ADHD and School - John Cosgrove, Headteacher

Alice has cerebral palsy. Swimming was on the curriculum the year I taught her, but there was a problem. She could not get in or out of the pool unaided, and the pool had no hoist. We had to buy one and have it installed. This was twenty years ago, but funding is always tight, and there were many meetings, discussions and negotiations about where the money might come from. What I do not recall at any stage is anyone suggesting that Alice (which is not her real name, of course) should simply sit in the gallery in her wheelchair and watch her classmates swim. Nor did we consider the option of cancelling swimming for everyone; and no-one advanced the thought that allowing Alice to be hoisted in and out of the pool was unfair on the other children, on the lines of: “if we let her get away with that, they’ll all want to do it.”

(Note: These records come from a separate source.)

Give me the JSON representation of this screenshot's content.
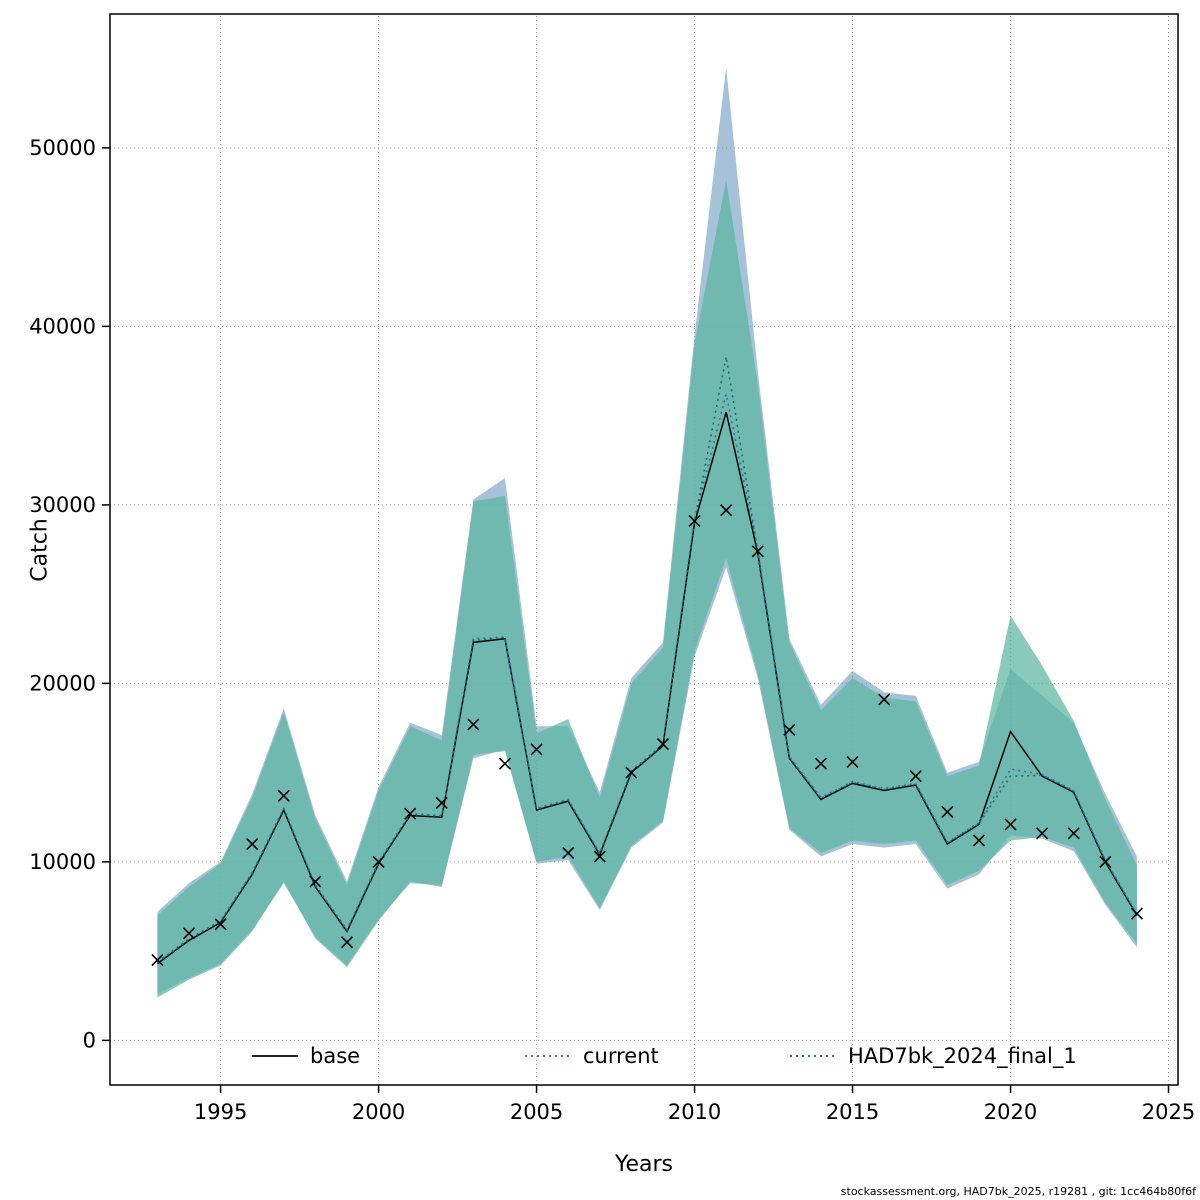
{
  "footer": {
    "text": "stockassessment.org, HAD7bk_2025, r19281 , git: 1cc464b80f6f"
  },
  "chart_data": {
    "type": "line",
    "title": "",
    "xlabel": "Years",
    "ylabel": "Catch",
    "xlim": [
      1991.5,
      2025.3
    ],
    "ylim": [
      -2500,
      57500
    ],
    "xticks": [
      1995,
      2000,
      2005,
      2010,
      2015,
      2020,
      2025
    ],
    "yticks": [
      0,
      10000,
      20000,
      30000,
      40000,
      50000
    ],
    "grid": true,
    "legend_position": "bottom-inside",
    "years": [
      1993,
      1994,
      1995,
      1996,
      1997,
      1998,
      1999,
      2000,
      2001,
      2002,
      2003,
      2004,
      2005,
      2006,
      2007,
      2008,
      2009,
      2010,
      2011,
      2012,
      2013,
      2014,
      2015,
      2016,
      2017,
      2018,
      2019,
      2020,
      2021,
      2022,
      2023,
      2024
    ],
    "observed_marker": "x",
    "observed": [
      4500,
      6000,
      6500,
      11000,
      13700,
      8900,
      5500,
      10000,
      12700,
      13300,
      17700,
      15500,
      16300,
      10500,
      10300,
      15000,
      16600,
      29100,
      29700,
      27400,
      17400,
      15500,
      15600,
      19100,
      14800,
      12800,
      11200,
      12100,
      11600,
      11600,
      10000,
      7100
    ],
    "series": [
      {
        "name": "base",
        "color": "#000000",
        "dash": "",
        "values": [
          4300,
          5600,
          6600,
          9300,
          12900,
          8600,
          6100,
          9900,
          12600,
          12500,
          22300,
          22500,
          12900,
          13400,
          10400,
          15000,
          16500,
          29000,
          35200,
          27300,
          15800,
          13500,
          14400,
          14000,
          14300,
          11000,
          12100,
          17300,
          14800,
          13900,
          10000,
          7000
        ]
      },
      {
        "name": "current",
        "color": "#2e6f9e",
        "dash": "2 4",
        "values": [
          4400,
          5700,
          6700,
          9400,
          13000,
          8700,
          6200,
          10000,
          12700,
          12600,
          22500,
          22600,
          13000,
          13500,
          10500,
          15100,
          16600,
          29200,
          36200,
          27500,
          15900,
          13600,
          14500,
          14100,
          14400,
          11100,
          12200,
          15200,
          14900,
          14000,
          10100,
          7100
        ]
      },
      {
        "name": "HAD7bk_2024_final_1",
        "color": "#0f6f68",
        "dash": "2 4",
        "values": [
          4350,
          5650,
          6650,
          9350,
          12950,
          8650,
          6150,
          9950,
          12650,
          12550,
          22400,
          22550,
          12950,
          13450,
          10450,
          15050,
          16550,
          29100,
          38300,
          27400,
          15850,
          13550,
          14450,
          14050,
          14350,
          11050,
          12150,
          14800,
          14850,
          13950,
          10050,
          7050
        ]
      }
    ],
    "bands": [
      {
        "name": "confidence-band-current",
        "color": "#6f9dc1",
        "opacity": 0.62,
        "lower": [
          2600,
          3500,
          4300,
          6200,
          8800,
          5800,
          4200,
          6800,
          8800,
          8700,
          15800,
          16300,
          9900,
          10100,
          7300,
          10800,
          12200,
          21500,
          26500,
          20300,
          11800,
          10300,
          11000,
          10800,
          11000,
          8500,
          9300,
          11500,
          11300,
          10600,
          7600,
          5200
        ],
        "upper": [
          7200,
          8800,
          10000,
          13800,
          18600,
          12600,
          8900,
          14200,
          17800,
          17100,
          30300,
          31500,
          17600,
          17600,
          13900,
          20300,
          22300,
          39500,
          54500,
          37500,
          22500,
          18800,
          20700,
          19500,
          19300,
          15000,
          15600,
          20800,
          19300,
          17800,
          13800,
          10300
        ]
      },
      {
        "name": "confidence-band-had7bk-2024-final-1",
        "color": "#5bb69f",
        "opacity": 0.72,
        "lower": [
          2400,
          3400,
          4200,
          6100,
          8900,
          5700,
          4100,
          6700,
          8900,
          8600,
          16000,
          16200,
          10000,
          10300,
          7400,
          10900,
          12300,
          21800,
          27000,
          20500,
          11900,
          10500,
          11200,
          11000,
          11200,
          8700,
          9500,
          11200,
          11400,
          10800,
          7700,
          5400
        ],
        "upper": [
          7000,
          8600,
          9900,
          13600,
          18400,
          12400,
          8700,
          14000,
          17600,
          16800,
          30200,
          30500,
          17200,
          18000,
          13600,
          20000,
          22000,
          39000,
          48200,
          36800,
          22300,
          18500,
          20300,
          19200,
          19000,
          14800,
          15400,
          23800,
          21000,
          17900,
          13500,
          9800
        ]
      }
    ]
  }
}
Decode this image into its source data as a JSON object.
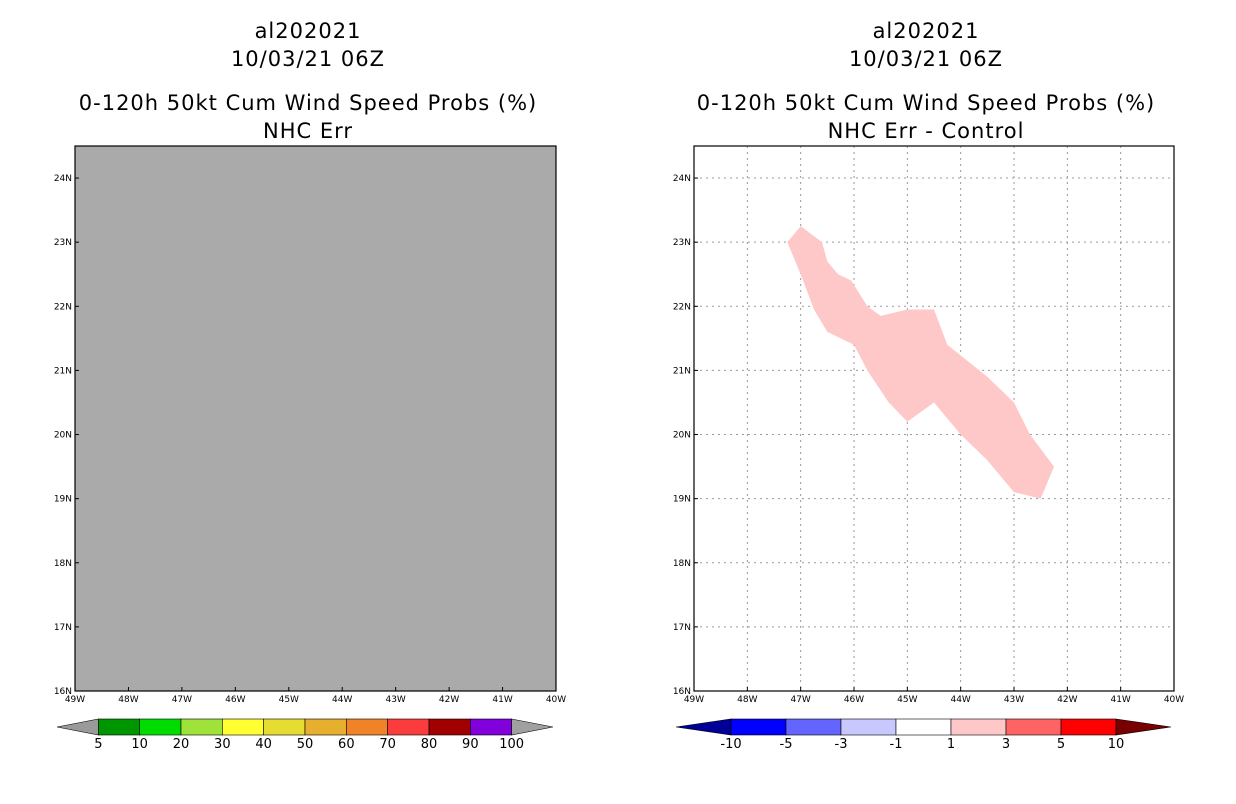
{
  "left_panel": {
    "title_lines": [
      "al202021",
      "10/03/21 06Z",
      "0-120h 50kt Cum Wind Speed Probs (%)",
      "NHC Err"
    ],
    "background_color": "#aaaaaa",
    "x_ticks": [
      "49W",
      "48W",
      "47W",
      "46W",
      "45W",
      "44W",
      "43W",
      "42W",
      "41W",
      "40W"
    ],
    "y_ticks": [
      "16N",
      "17N",
      "18N",
      "19N",
      "20N",
      "21N",
      "22N",
      "23N",
      "24N"
    ],
    "colorbar": {
      "colors": [
        "#9a9a9a",
        "#009600",
        "#00dc00",
        "#9ee23a",
        "#ffff32",
        "#e6dc32",
        "#e6af2d",
        "#f08228",
        "#fa3c3c",
        "#a00000",
        "#8200dc",
        "#a0a0a0"
      ],
      "labels": [
        "5",
        "10",
        "20",
        "30",
        "40",
        "50",
        "60",
        "70",
        "80",
        "90",
        "100"
      ]
    }
  },
  "right_panel": {
    "title_lines": [
      "al202021",
      "10/03/21 06Z",
      "0-120h 50kt Cum Wind Speed Probs (%)",
      "NHC Err - Control"
    ],
    "x_ticks": [
      "49W",
      "48W",
      "47W",
      "46W",
      "45W",
      "44W",
      "43W",
      "42W",
      "41W",
      "40W"
    ],
    "y_ticks": [
      "16N",
      "17N",
      "18N",
      "19N",
      "20N",
      "21N",
      "22N",
      "23N",
      "24N"
    ],
    "shaded_region": {
      "category": "1 to 3",
      "color": "#ffc8c8",
      "outline_lon_lat": [
        [
          -47.25,
          23.0
        ],
        [
          -47.0,
          23.25
        ],
        [
          -46.6,
          23.0
        ],
        [
          -46.5,
          22.7
        ],
        [
          -46.3,
          22.5
        ],
        [
          -46.05,
          22.4
        ],
        [
          -45.75,
          22.0
        ],
        [
          -45.5,
          21.85
        ],
        [
          -45.0,
          21.95
        ],
        [
          -44.5,
          21.95
        ],
        [
          -44.25,
          21.4
        ],
        [
          -43.5,
          20.9
        ],
        [
          -43.0,
          20.5
        ],
        [
          -42.7,
          20.0
        ],
        [
          -42.25,
          19.5
        ],
        [
          -42.5,
          19.0
        ],
        [
          -43.0,
          19.1
        ],
        [
          -43.5,
          19.6
        ],
        [
          -44.0,
          20.0
        ],
        [
          -44.5,
          20.5
        ],
        [
          -45.0,
          20.2
        ],
        [
          -45.35,
          20.5
        ],
        [
          -45.75,
          21.0
        ],
        [
          -46.0,
          21.4
        ],
        [
          -46.5,
          21.6
        ],
        [
          -46.75,
          21.95
        ],
        [
          -47.0,
          22.5
        ]
      ]
    },
    "colorbar": {
      "colors": [
        "#000096",
        "#0000ff",
        "#6464ff",
        "#c8c8ff",
        "#ffffff",
        "#ffc8c8",
        "#ff6464",
        "#ff0000",
        "#780000"
      ],
      "labels": [
        "-10",
        "-5",
        "-3",
        "-1",
        "1",
        "3",
        "5",
        "10"
      ]
    }
  }
}
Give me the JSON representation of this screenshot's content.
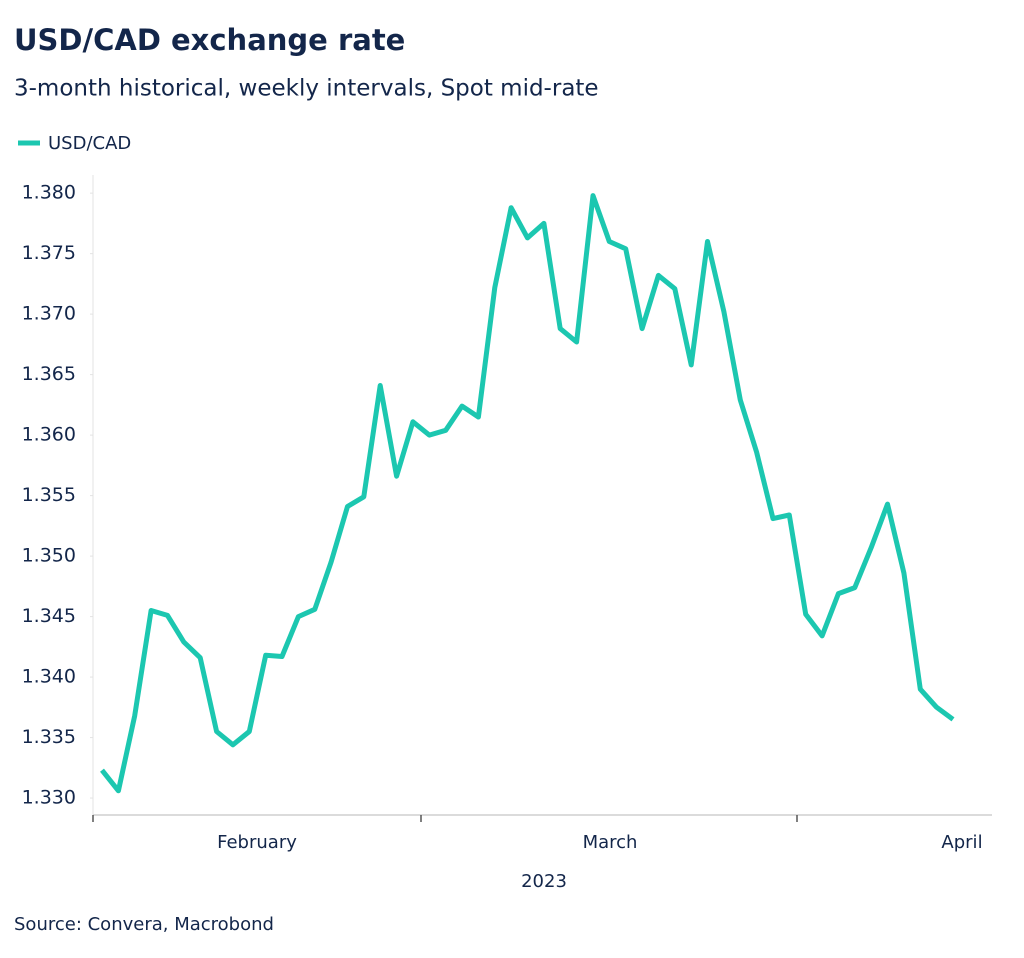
{
  "chart_data": {
    "type": "line",
    "title": "USD/CAD exchange rate",
    "subtitle": "3-month historical, weekly intervals, Spot mid-rate",
    "source": "Source: Convera, Macrobond",
    "x_label": "2023",
    "month_labels": [
      "February",
      "March",
      "April"
    ],
    "categories": [
      null,
      null,
      null,
      null,
      null,
      null,
      null,
      null,
      null,
      null,
      null,
      null,
      null,
      null,
      null,
      null,
      null,
      null,
      null,
      null,
      null,
      null,
      null,
      null,
      null,
      null,
      null,
      null,
      null,
      null,
      null,
      null,
      null,
      null,
      null,
      null,
      null,
      null,
      null,
      null,
      null,
      null,
      null,
      null,
      null,
      null,
      null,
      null,
      null,
      null,
      null,
      null,
      null
    ],
    "series": [
      {
        "name": "USD/CAD",
        "color": "#1cc7b0",
        "values": [
          1.3323,
          1.3306,
          1.3368,
          1.3455,
          1.3451,
          1.3429,
          1.3416,
          1.3355,
          1.3344,
          1.3355,
          1.3418,
          1.3417,
          1.345,
          1.3456,
          1.3495,
          1.3541,
          1.3549,
          1.3641,
          1.3566,
          1.3611,
          1.36,
          1.3604,
          1.3624,
          1.3615,
          1.3722,
          1.3788,
          1.3763,
          1.3775,
          1.3688,
          1.3677,
          1.3798,
          1.376,
          1.3754,
          1.3688,
          1.3732,
          1.3721,
          1.3658,
          1.376,
          1.3702,
          1.3629,
          1.3586,
          1.3531,
          1.3534,
          1.3452,
          1.3434,
          1.3469,
          1.3474,
          1.3507,
          1.3543,
          1.3486,
          1.339,
          1.3375,
          1.3365
        ]
      }
    ],
    "ylim": [
      1.3286,
      1.3815
    ],
    "yticks": [
      {
        "value": 1.33,
        "label": "1.330"
      },
      {
        "value": 1.335,
        "label": "1.335"
      },
      {
        "value": 1.34,
        "label": "1.340"
      },
      {
        "value": 1.345,
        "label": "1.345"
      },
      {
        "value": 1.35,
        "label": "1.350"
      },
      {
        "value": 1.355,
        "label": "1.355"
      },
      {
        "value": 1.36,
        "label": "1.360"
      },
      {
        "value": 1.365,
        "label": "1.365"
      },
      {
        "value": 1.37,
        "label": "1.370"
      },
      {
        "value": 1.375,
        "label": "1.375"
      },
      {
        "value": 1.38,
        "label": "1.380"
      }
    ],
    "grid": false
  }
}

Alfie, by contrast, has ADHD, an invisible condition. Alfie is not his real name, either, and he was never in my class, though his behaviour frequently saw him sent to my office. When it was his class’s turn to swim, Alfie’s impulsivity made even the walk to the pool a challenge. Swimming is an inherently risky activity, and Alfie needed supervision while changing and at all times when in or near the water. Because Alfie’s condition manifests itself in behaviours, there was far less sympathy for him than for Alice. I am sure you can imagine: “If you can’t behave, sit on the side and watch;” or, “I can’t trust you, so you can’t come.”

The first, and the biggest, hurdle for children with ADHD is that their condition is not visible. And in 2019 there are still plenty of education professionals who do not really believe the condition exists: or perhaps more accurately, who might intellectually accept that a child can have a diagnosis of a real condition but without acknowledging the implications. In fact, around 3.6% of boys and 0.9% of girls aged 5 – 15 in the UK have a diagnosis of ADHD. (In the US the figure is 5% or 11% of all children, depending on whether you accept the American Psychiatric Association or the Center for Disease Control figure.) ADHD is real and there is likely to be one child with the condition in every class. At least one. So do not take that inappropriate behaviour personally. Far too many teachers still treat the tendency to call out in class, or the inability to concentrate on the task in hand, as deliberate choices: “I know he’s got ADHD, but…”

To work effectively with children who have ADHD, means acknowledging that it is a genuine condition and that punishment alone is no more likely to encourage Alfie to behave appropriately than it would be to persuade Alice to walk. Alfie needs to know that calling out in class (for example) is not acceptable, but telling him to stop and punishing him when he doesn’t, will not work. He needs to be given strategies to help. Every child is an individual, so thought has to be put into devising the programme and adapting techniques that will support him. Sometimes this will mean changing the way the whole class is taught: for example building in more frequent movement breaks. Or the interventions may be targeted: tokens building up to rewards, perhaps. There may also be one-to-one intervention, just as Alice was taken out of class for physiotherapy, Alfie might benefit from individual or small group work on behaviour.

At the end of the day, a member of staff to walk down the road with Alfie to the swimming pool, to stay with him while he gets changed and to even get into the water with him, every week of the year, was a lot less expensive than buying a hoist for Alice.